There are two main reasons why I returned the lens. Both have to do with my expectations regarding a $2,000 lens. The first and most significant reason is the autofocus issues, about which I’ll go into more detail below. The second is that I constantly found myself wanting a wider or narrower perspective when using the lens for a given scene; 24mm was rarely “perfect” when I was standing on a cliff edge along Hwy 101 or trying to get the Milky Way in the frame when shooting the night sky, where zooming with my feet wasn’t an option. To that end, a 24mm prime just doesn’t seem to be one of “my” focal lengths (it may be perfect for you), and after a while I just had to accept that. For $2,000 I need a lens in “my” focal length or a very good zoom that has my focal lengths.
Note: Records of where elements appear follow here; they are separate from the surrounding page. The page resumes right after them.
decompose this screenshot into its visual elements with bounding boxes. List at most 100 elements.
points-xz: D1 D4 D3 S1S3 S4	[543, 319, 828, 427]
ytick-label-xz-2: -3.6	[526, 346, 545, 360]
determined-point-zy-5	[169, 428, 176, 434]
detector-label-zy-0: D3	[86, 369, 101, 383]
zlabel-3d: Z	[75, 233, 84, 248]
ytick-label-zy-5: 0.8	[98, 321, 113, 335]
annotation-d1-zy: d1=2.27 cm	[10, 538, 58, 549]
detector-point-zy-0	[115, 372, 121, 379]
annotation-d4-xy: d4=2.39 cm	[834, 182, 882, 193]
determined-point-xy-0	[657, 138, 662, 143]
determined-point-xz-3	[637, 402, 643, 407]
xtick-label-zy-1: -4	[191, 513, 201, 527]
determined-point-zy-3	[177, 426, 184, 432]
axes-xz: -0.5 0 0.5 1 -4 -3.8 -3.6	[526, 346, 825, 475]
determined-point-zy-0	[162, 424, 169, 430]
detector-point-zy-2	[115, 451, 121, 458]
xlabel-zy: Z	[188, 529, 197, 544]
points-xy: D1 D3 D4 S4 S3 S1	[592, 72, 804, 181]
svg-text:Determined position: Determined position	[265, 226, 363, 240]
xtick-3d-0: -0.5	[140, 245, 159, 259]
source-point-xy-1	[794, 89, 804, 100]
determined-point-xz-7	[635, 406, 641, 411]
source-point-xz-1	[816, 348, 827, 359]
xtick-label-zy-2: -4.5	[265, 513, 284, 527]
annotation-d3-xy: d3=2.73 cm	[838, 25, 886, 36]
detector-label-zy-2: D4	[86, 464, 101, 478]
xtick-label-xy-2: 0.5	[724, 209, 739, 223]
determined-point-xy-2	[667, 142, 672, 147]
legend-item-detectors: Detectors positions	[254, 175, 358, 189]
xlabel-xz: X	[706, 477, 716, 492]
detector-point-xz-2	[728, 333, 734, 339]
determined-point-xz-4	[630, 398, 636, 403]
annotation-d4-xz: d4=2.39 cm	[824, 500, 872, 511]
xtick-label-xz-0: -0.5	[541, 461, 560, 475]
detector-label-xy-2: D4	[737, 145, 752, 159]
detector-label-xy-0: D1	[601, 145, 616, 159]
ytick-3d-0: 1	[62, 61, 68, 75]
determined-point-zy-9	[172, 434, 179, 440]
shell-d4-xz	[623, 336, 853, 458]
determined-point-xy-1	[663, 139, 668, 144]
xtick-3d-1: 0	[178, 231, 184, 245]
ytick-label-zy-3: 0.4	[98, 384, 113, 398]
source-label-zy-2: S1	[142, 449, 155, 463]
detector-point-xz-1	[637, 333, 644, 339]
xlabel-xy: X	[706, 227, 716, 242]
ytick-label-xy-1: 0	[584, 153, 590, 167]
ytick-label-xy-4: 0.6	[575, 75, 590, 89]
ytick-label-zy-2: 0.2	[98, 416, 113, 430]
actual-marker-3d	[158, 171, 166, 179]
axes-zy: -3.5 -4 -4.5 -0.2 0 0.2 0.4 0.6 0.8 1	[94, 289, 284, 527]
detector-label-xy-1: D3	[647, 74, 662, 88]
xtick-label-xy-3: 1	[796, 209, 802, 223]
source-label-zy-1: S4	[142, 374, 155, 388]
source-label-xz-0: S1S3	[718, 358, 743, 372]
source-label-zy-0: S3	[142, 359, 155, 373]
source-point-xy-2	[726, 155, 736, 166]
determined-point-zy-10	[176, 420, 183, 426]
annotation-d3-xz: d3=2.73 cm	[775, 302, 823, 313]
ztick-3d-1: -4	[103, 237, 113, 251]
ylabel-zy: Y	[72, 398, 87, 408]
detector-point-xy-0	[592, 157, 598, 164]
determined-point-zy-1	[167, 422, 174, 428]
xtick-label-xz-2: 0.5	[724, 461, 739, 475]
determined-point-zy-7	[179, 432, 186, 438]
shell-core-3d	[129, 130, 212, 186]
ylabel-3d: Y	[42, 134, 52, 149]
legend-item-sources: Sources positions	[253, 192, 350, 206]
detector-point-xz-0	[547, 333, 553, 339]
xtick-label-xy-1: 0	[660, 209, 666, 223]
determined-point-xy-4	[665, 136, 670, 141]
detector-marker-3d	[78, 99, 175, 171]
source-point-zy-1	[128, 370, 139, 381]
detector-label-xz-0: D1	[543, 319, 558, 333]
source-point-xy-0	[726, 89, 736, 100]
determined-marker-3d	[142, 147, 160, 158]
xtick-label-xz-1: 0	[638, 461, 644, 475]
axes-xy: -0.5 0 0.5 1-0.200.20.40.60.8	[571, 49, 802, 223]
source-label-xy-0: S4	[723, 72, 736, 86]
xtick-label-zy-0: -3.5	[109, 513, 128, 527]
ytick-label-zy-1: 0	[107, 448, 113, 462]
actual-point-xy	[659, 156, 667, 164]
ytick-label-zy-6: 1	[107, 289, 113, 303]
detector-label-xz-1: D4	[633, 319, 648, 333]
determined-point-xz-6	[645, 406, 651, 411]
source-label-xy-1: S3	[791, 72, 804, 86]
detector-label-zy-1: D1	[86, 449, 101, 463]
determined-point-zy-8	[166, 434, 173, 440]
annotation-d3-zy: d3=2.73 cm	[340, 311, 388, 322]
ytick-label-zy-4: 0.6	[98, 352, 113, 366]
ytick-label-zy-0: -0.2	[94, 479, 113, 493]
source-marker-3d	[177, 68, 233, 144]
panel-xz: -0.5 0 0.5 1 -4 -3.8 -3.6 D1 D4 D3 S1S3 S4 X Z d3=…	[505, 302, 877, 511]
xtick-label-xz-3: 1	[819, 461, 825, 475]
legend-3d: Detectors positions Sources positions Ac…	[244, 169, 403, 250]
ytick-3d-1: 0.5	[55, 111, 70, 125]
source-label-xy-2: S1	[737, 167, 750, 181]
Now, the autofocus problems. In his (pay-to-subscribe) review, Lloyd Chambers went into great detail – and provided lots of examples – of his copy (or copies) of the lens significantly and repeatedly missing focus. As in, he’d put the focus point on a clearly visible, high contrast subject in the center of the frame and have the lens lock and confirm focus, then fire a shot, and the focus would be several yards off – making the photo a total bust. I read that review, worried about the issue, but then didn’t find too many others online making a big deal out of it (most reviewers seemed much more enamored with the lens than not). I thought maybe Chambers just had a bad copy or two.
Well, it happened to me. Of the 500 shots I took while using this lens on the D800E, about 50 ended up unusable because the focus was completely missed. And that doesn’t count the many times I noticed the focus was off in the viewfinder and re-focused until the lens/camera finally nailed it. Important note here: I’ve never had this issue with any other AF lens on my D800E, and I’ve used a lot of them on both D800E bodies I’ve owned in the last two years. Lenses might hunt and might *occasionally* lock-and-miss, but this wasn’t hunting: this was locking, very quickly, on completely the wrong distance.
To me this isn’t excusable in a professional-level (gold-ringed) $2,000 lens, even “only” 10% of the time. I could have elected to return the lens for a replacement 24mm f/1.4G and seen if it was just a bad copy, but since Chambers also encountered this issue and I was often wishing for wider or narrower focal length, I decided this just wasn’t the lens for me. Given my primary usage was landscape, cityscape, and other “found”-style photography (with just a distant hope for use as portraiture and wedding in the future), it seemed like I would be better served by another lens. Which lens? Well, we’ll see – I’m figuring that out right now, and that’s a discussion for another day.
I don’t want to seem too down on this lens. It wasn’t for me but it might be perfect for you. Maybe your copy will have no AF issues and 24mm might be the perfect focal length for your style of photography. I’d just make sure to thoroughly test your copy in a variety of environments before the return period runs out, and make sure that AF behaves itself.